The dynamical scaling analysis for the Kosterlitz-Thouless transition in the nonequilibrium relaxation method is improved by the use of Bayesian statistics and the kernel method. This allows data to be fitted to a scaling function without using any parametric model function, which makes the results more reliable and reproducible and enables automatic and faster parameter estimation. Applying this method, the bootstrap method is introduced and a numerical discrimination for the transition type is proposed.

Figure 1

Relaxation of magnetization for the $XY$ model in two dimensions for $T=0.92,0.93,0.94,0.95,0.96,0.97,0.98,0.99,1.00,1.01,1.02,1.05$ plotted on a double-logarithmic scale.
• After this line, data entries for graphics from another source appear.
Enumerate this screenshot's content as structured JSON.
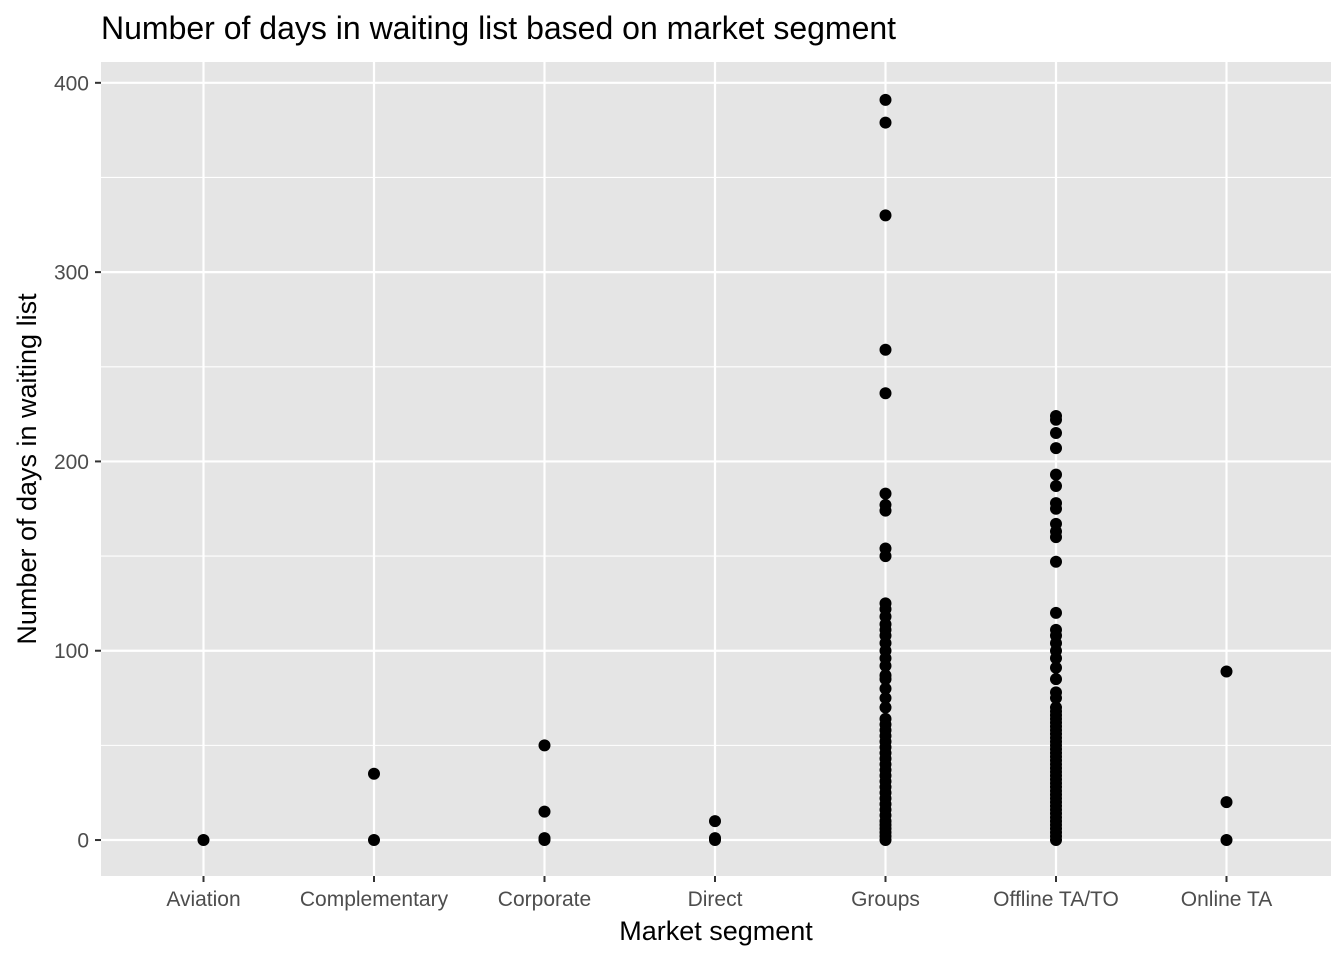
{
  "chart_data": {
    "type": "scatter",
    "title": "Number of days in waiting list based on market segment",
    "xlabel": "Market segment",
    "ylabel": "Number of days in waiting list",
    "categories": [
      "Aviation",
      "Complementary",
      "Corporate",
      "Direct",
      "Groups",
      "Offline TA/TO",
      "Online TA"
    ],
    "y_ticks": [
      0,
      100,
      200,
      300,
      400
    ],
    "ylim": [
      -19,
      411
    ],
    "grid": true,
    "legend": "none",
    "colors": {
      "panel": "#e5e5e5",
      "grid": "#ffffff",
      "points": "#000000",
      "ticks": "#333333",
      "tick_labels": "#4d4d4d"
    },
    "points": [
      {
        "category": "Aviation",
        "values": [
          0
        ]
      },
      {
        "category": "Complementary",
        "values": [
          0,
          35
        ]
      },
      {
        "category": "Corporate",
        "values": [
          0,
          1,
          15,
          50
        ]
      },
      {
        "category": "Direct",
        "values": [
          0,
          1,
          10
        ]
      },
      {
        "category": "Groups",
        "values": [
          0,
          2,
          4,
          6,
          8,
          10,
          13,
          16,
          19,
          22,
          25,
          28,
          31,
          34,
          37,
          40,
          43,
          46,
          49,
          52,
          55,
          58,
          61,
          64,
          70,
          75,
          80,
          85,
          87,
          92,
          96,
          100,
          104,
          108,
          111,
          114,
          118,
          122,
          125,
          150,
          154,
          174,
          177,
          183,
          236,
          259,
          330,
          379,
          391
        ]
      },
      {
        "category": "Offline TA/TO",
        "values": [
          0,
          2,
          4,
          6,
          8,
          10,
          12,
          14,
          16,
          18,
          20,
          22,
          24,
          26,
          28,
          30,
          32,
          34,
          36,
          38,
          40,
          42,
          44,
          46,
          48,
          50,
          52,
          54,
          56,
          58,
          60,
          62,
          64,
          66,
          68,
          70,
          75,
          78,
          85,
          91,
          96,
          100,
          104,
          108,
          111,
          120,
          147,
          160,
          163,
          167,
          175,
          178,
          187,
          193,
          207,
          215,
          222,
          224
        ]
      },
      {
        "category": "Online TA",
        "values": [
          0,
          20,
          89
        ]
      }
    ]
  }
}
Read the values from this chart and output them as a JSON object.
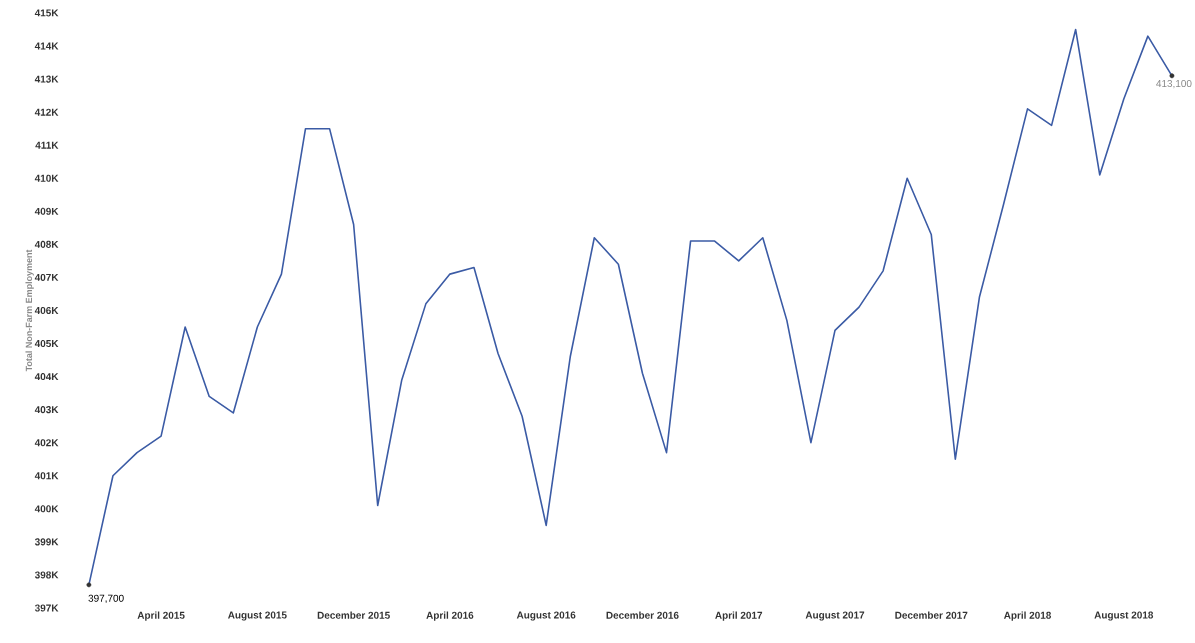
{
  "chart_data": {
    "type": "line",
    "ylabel": "Total Non-Farm Employment",
    "categories": [
      null,
      null,
      null,
      "April 2015",
      null,
      null,
      null,
      "August 2015",
      null,
      null,
      null,
      "December 2015",
      null,
      null,
      null,
      "April 2016",
      null,
      null,
      null,
      "August 2016",
      null,
      null,
      null,
      "December 2016",
      null,
      null,
      null,
      "April 2017",
      null,
      null,
      null,
      "August 2017",
      null,
      null,
      null,
      "December 2017",
      null,
      null,
      null,
      "April 2018",
      null,
      null,
      null,
      "August 2018",
      null,
      null
    ],
    "values": [
      397700,
      401000,
      401700,
      402200,
      405500,
      403400,
      402900,
      405500,
      407100,
      411500,
      411500,
      408600,
      400100,
      403900,
      406200,
      407100,
      407300,
      404700,
      402800,
      399500,
      404600,
      408200,
      407400,
      404100,
      401700,
      408100,
      408100,
      407500,
      408200,
      405700,
      402000,
      405400,
      406100,
      407200,
      410000,
      408300,
      401500,
      406400,
      409200,
      412100,
      411600,
      414500,
      410100,
      412400,
      414300,
      413100
    ],
    "value_labels": [
      "397,700",
      null,
      null,
      null,
      null,
      null,
      null,
      null,
      null,
      null,
      null,
      null,
      null,
      null,
      null,
      null,
      null,
      null,
      null,
      null,
      null,
      null,
      null,
      null,
      null,
      null,
      null,
      null,
      null,
      null,
      null,
      null,
      null,
      null,
      null,
      null,
      null,
      null,
      null,
      null,
      null,
      null,
      null,
      null,
      null,
      "413,100"
    ],
    "color": "#3b5ba5",
    "ylim": [
      397000,
      415000
    ],
    "yticks": [
      {
        "value": 397000,
        "label": "397K"
      },
      {
        "value": 398000,
        "label": "398K"
      },
      {
        "value": 399000,
        "label": "399K"
      },
      {
        "value": 400000,
        "label": "400K"
      },
      {
        "value": 401000,
        "label": "401K"
      },
      {
        "value": 402000,
        "label": "402K"
      },
      {
        "value": 403000,
        "label": "403K"
      },
      {
        "value": 404000,
        "label": "404K"
      },
      {
        "value": 405000,
        "label": "405K"
      },
      {
        "value": 406000,
        "label": "406K"
      },
      {
        "value": 407000,
        "label": "407K"
      },
      {
        "value": 408000,
        "label": "408K"
      },
      {
        "value": 409000,
        "label": "409K"
      },
      {
        "value": 410000,
        "label": "410K"
      },
      {
        "value": 411000,
        "label": "411K"
      },
      {
        "value": 412000,
        "label": "412K"
      },
      {
        "value": 413000,
        "label": "413K"
      },
      {
        "value": 414000,
        "label": "414K"
      },
      {
        "value": 415000,
        "label": "415K"
      }
    ],
    "grid": false,
    "marker": "none",
    "line_style": "solid"
  }
}
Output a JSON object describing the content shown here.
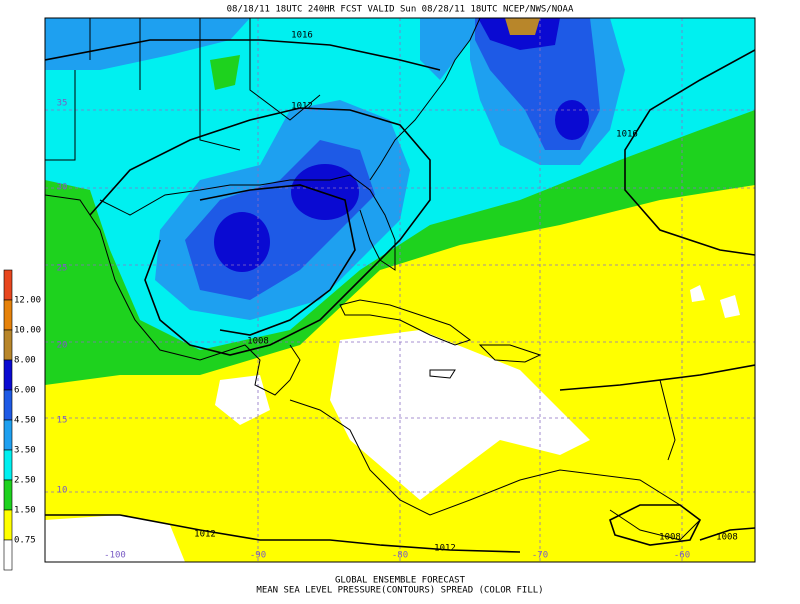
{
  "header": "08/18/11 18UTC  240HR  FCST VALID Sun 08/28/11 18UTC  NCEP/NWS/NOAA",
  "footer": [
    "GLOBAL ENSEMBLE FORECAST",
    "MEAN SEA LEVEL PRESSURE(CONTOURS) SPREAD (COLOR FILL)"
  ],
  "legend": {
    "colors": [
      "#e8461e",
      "#e6820a",
      "#b8862a",
      "#0a0ad2",
      "#1e5ae6",
      "#1ea0f0",
      "#00f0f0",
      "#1ed21e",
      "#ffff00",
      "#ffffff"
    ],
    "labels": [
      "12.00",
      "10.00",
      "8.00",
      "6.00",
      "4.50",
      "3.50",
      "2.50",
      "1.50",
      "0.75"
    ]
  },
  "latitude_labels": [
    "35",
    "30",
    "25",
    "20",
    "15",
    "10"
  ],
  "longitude_labels": [
    "-100",
    "-90",
    "-80",
    "-70",
    "-60"
  ],
  "contour_labels": [
    "1016",
    "1012",
    "1016",
    "1008",
    "1012",
    "1012",
    "1008",
    "1008"
  ]
}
For each temperature, 100 data points are chosen so as to give equal intervals on the $X$ axis.

Figure 2

Scaling plot for the data in Fig. 1 with $T_{\text{KT}}=0.8955$ and $\lambda =0.069$.

Figure 3

Relaxation of magnetization for the $XY$ model in two dimensions including $T=0.91,0.90$. The data points for $T=0.90$ have no overlap with those for other temperatures.

Figure 4

Scaling plot for the data in Fig. 3 with $T_{\text{KT}}=0.8977$ and $\lambda =0.070$. The isolated sector corresponds to the data for $T=0.90$.

Figure 5

Example of random sampling for the relaxation of magnetization for the $XY$ model in two dimensions. For each temperature, 100 data points are chosen at random along the $X$ axis.

Figure 6

Scaling plot for the data in Fig. 5.

Figure 7

Relaxation of magnetization for the Ising model in two dimensions for $T=2.268$ and 2.270 with a double-logarithmic scale. Note the upward trend for $T=2.268$ and the downward trend for 2.270.

Figure 8

Relaxation of magnetization for the Ising model in two dimensions for $T=2.270,2.271,2.272,2.273,2.274,2.275,2.276,2.277,2.278,2.279$ with a double-logarithmic scale.

Figure 9

Relaxation of magnetization for the $XY$ model in two dimensions for $T=0.89$ and 0.92 with a double-logarithmic scale. The trend is weak and hard to observe, but the data indicate a downward trend for $T=0.92$ and an almost straight line for 0.89.

Figure 10

Estimated relaxation time $\tau$ for the Ising model in two dimensions. Three different dynamical scaling results are plotted for the function $\tau \left(T\right)$ under the assumption of a second-order transition, KT transition, and without assumption (closed circles).

Figure 11

Estimated relaxation time $\tau$ for the $XY$ model in two dimensions. Three different dynamical scaling results are plotted for the function $\tau \left(T\right)$, under the assumption of a second-order transition, KT transition, and without assumption (closed circles).